Counter : linear TCounter

To me, this (linear Counter) is nicer than having to write the desugared code. In case of having multiple traits, the desugaring doesn't change. It's a just shortcut! Of course, this is how a developer can think of it, I am sure that what I call desugaring is not as easy and won't be implemented as such.

With the removal of classes and introduction of moded classes, we remove the need for a distinction between classes with modes, classes without modes, classes with modes but no traits and classes without modes but with traits. I believe it's a cleaner design.

Regarding the restrictions:

Additionally the following restrictions apply (analog to Kappa):

A read class may only have val-fields of safe type. The constructor is the only method that can write these fields.

I am not sure how performance wise it would behave, but this is as much as a restriction as is immutability to functional programming.
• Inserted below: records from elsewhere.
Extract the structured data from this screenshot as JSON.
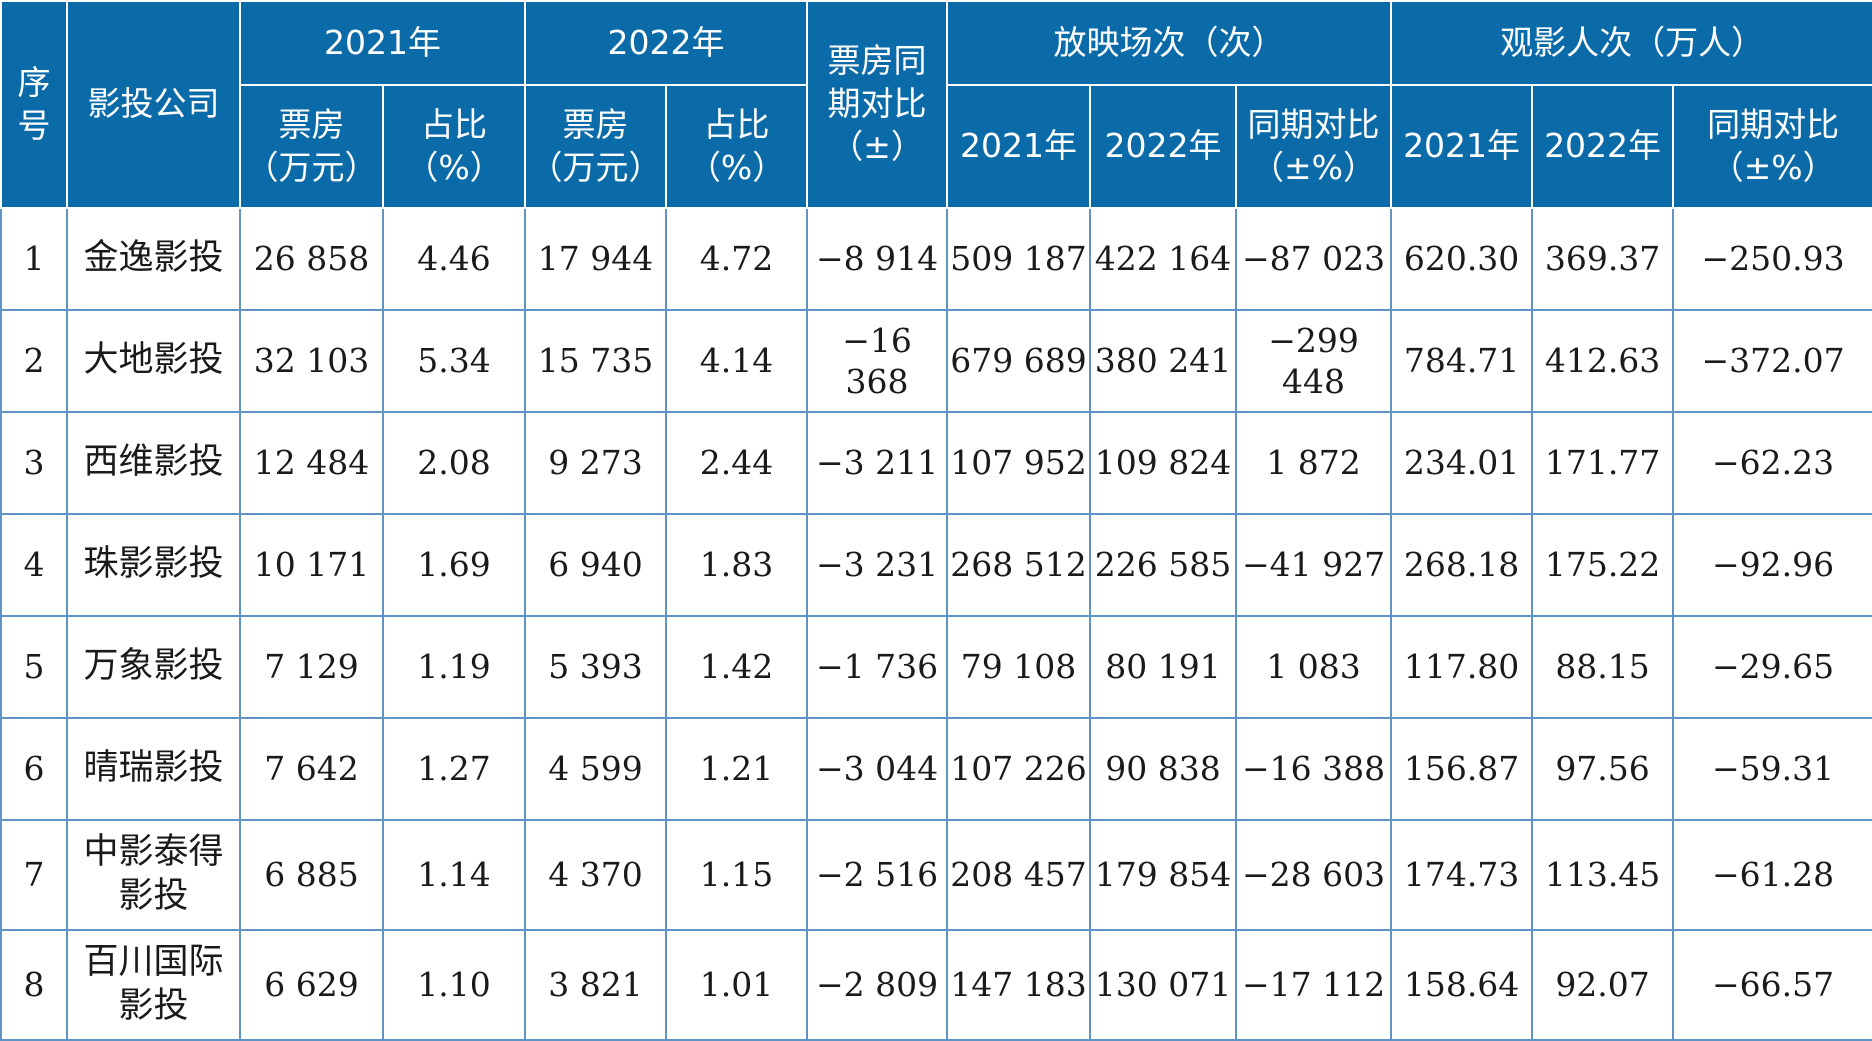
{
  "header": {
    "index": "序号",
    "company": "影投公司",
    "y2021": "2021年",
    "y2022": "2022年",
    "box_change": "票房同期对比（±）",
    "screenings": "放映场次（次）",
    "admissions": "观影人次（万人）",
    "box_office_line1": "票房",
    "box_office_line2": "（万元）",
    "share_line1": "占比",
    "share_line2": "（%）",
    "yoy_line1": "同期对比",
    "yoy_line2": "（±%）"
  },
  "rows": [
    {
      "idx": "1",
      "name": "金逸影投",
      "bo2021": "26 858",
      "sh2021": "4.46",
      "bo2022": "17 944",
      "sh2022": "4.72",
      "bochg": "−8 914",
      "sc2021": "509 187",
      "sc2022": "422 164",
      "scchg": "−87 023",
      "ad2021": "620.30",
      "ad2022": "369.37",
      "adchg": "−250.93"
    },
    {
      "idx": "2",
      "name": "大地影投",
      "bo2021": "32 103",
      "sh2021": "5.34",
      "bo2022": "15 735",
      "sh2022": "4.14",
      "bochg": "−16 368",
      "sc2021": "679 689",
      "sc2022": "380 241",
      "scchg": "−299 448",
      "ad2021": "784.71",
      "ad2022": "412.63",
      "adchg": "−372.07"
    },
    {
      "idx": "3",
      "name": "西维影投",
      "bo2021": "12 484",
      "sh2021": "2.08",
      "bo2022": "9 273",
      "sh2022": "2.44",
      "bochg": "−3 211",
      "sc2021": "107 952",
      "sc2022": "109 824",
      "scchg": "1 872",
      "ad2021": "234.01",
      "ad2022": "171.77",
      "adchg": "−62.23"
    },
    {
      "idx": "4",
      "name": "珠影影投",
      "bo2021": "10 171",
      "sh2021": "1.69",
      "bo2022": "6 940",
      "sh2022": "1.83",
      "bochg": "−3 231",
      "sc2021": "268 512",
      "sc2022": "226 585",
      "scchg": "−41 927",
      "ad2021": "268.18",
      "ad2022": "175.22",
      "adchg": "−92.96"
    },
    {
      "idx": "5",
      "name": "万象影投",
      "bo2021": "7 129",
      "sh2021": "1.19",
      "bo2022": "5 393",
      "sh2022": "1.42",
      "bochg": "−1 736",
      "sc2021": "79 108",
      "sc2022": "80 191",
      "scchg": "1 083",
      "ad2021": "117.80",
      "ad2022": "88.15",
      "adchg": "−29.65"
    },
    {
      "idx": "6",
      "name": "晴瑞影投",
      "bo2021": "7 642",
      "sh2021": "1.27",
      "bo2022": "4 599",
      "sh2022": "1.21",
      "bochg": "−3 044",
      "sc2021": "107 226",
      "sc2022": "90 838",
      "scchg": "−16 388",
      "ad2021": "156.87",
      "ad2022": "97.56",
      "adchg": "−59.31"
    },
    {
      "idx": "7",
      "name_line1": "中影泰得",
      "name_line2": "影投",
      "bo2021": "6 885",
      "sh2021": "1.14",
      "bo2022": "4 370",
      "sh2022": "1.15",
      "bochg": "−2 516",
      "sc2021": "208 457",
      "sc2022": "179 854",
      "scchg": "−28 603",
      "ad2021": "174.73",
      "ad2022": "113.45",
      "adchg": "−61.28"
    },
    {
      "idx": "8",
      "name_line1": "百川国际",
      "name_line2": "影投",
      "bo2021": "6 629",
      "sh2021": "1.10",
      "bo2022": "3 821",
      "sh2022": "1.01",
      "bochg": "−2 809",
      "sc2021": "147 183",
      "sc2022": "130 071",
      "scchg": "−17 112",
      "ad2021": "158.64",
      "ad2022": "92.07",
      "adchg": "−66.57"
    }
  ],
  "colors": {
    "header_bg": "#0b6ba9",
    "grid": "#5f95c4"
  }
}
Some people would call it, a feature!

EliasC commented 7 years ago

With the removal of classes and introduction of moded classes, we remove the need for a distinction between classes with modes, classes without modes, classes with modes but no traits and classes without modes but with traits. I believe it's a cleaner design.

This assumes that all included traits will always have the same mode, which is not the case in idiomatic Kappa:

read trait Get
  require val cnt : int
  def get() : int
    this.cnt

trait Inc
  require cnt : int
  def get() : void
    this.cnt = this.cnt + 1

class ThreadLocalCounter : read Get + local Inc
  cnt : int

class LinearCounter : read Get + linear Inc
  cnt : int

Therefore I think that we still need classes. The moded classes could be seen as syntactic sugar similar to your example, but with implicit getters and setters for the fields (which may be accessed since there is a mode).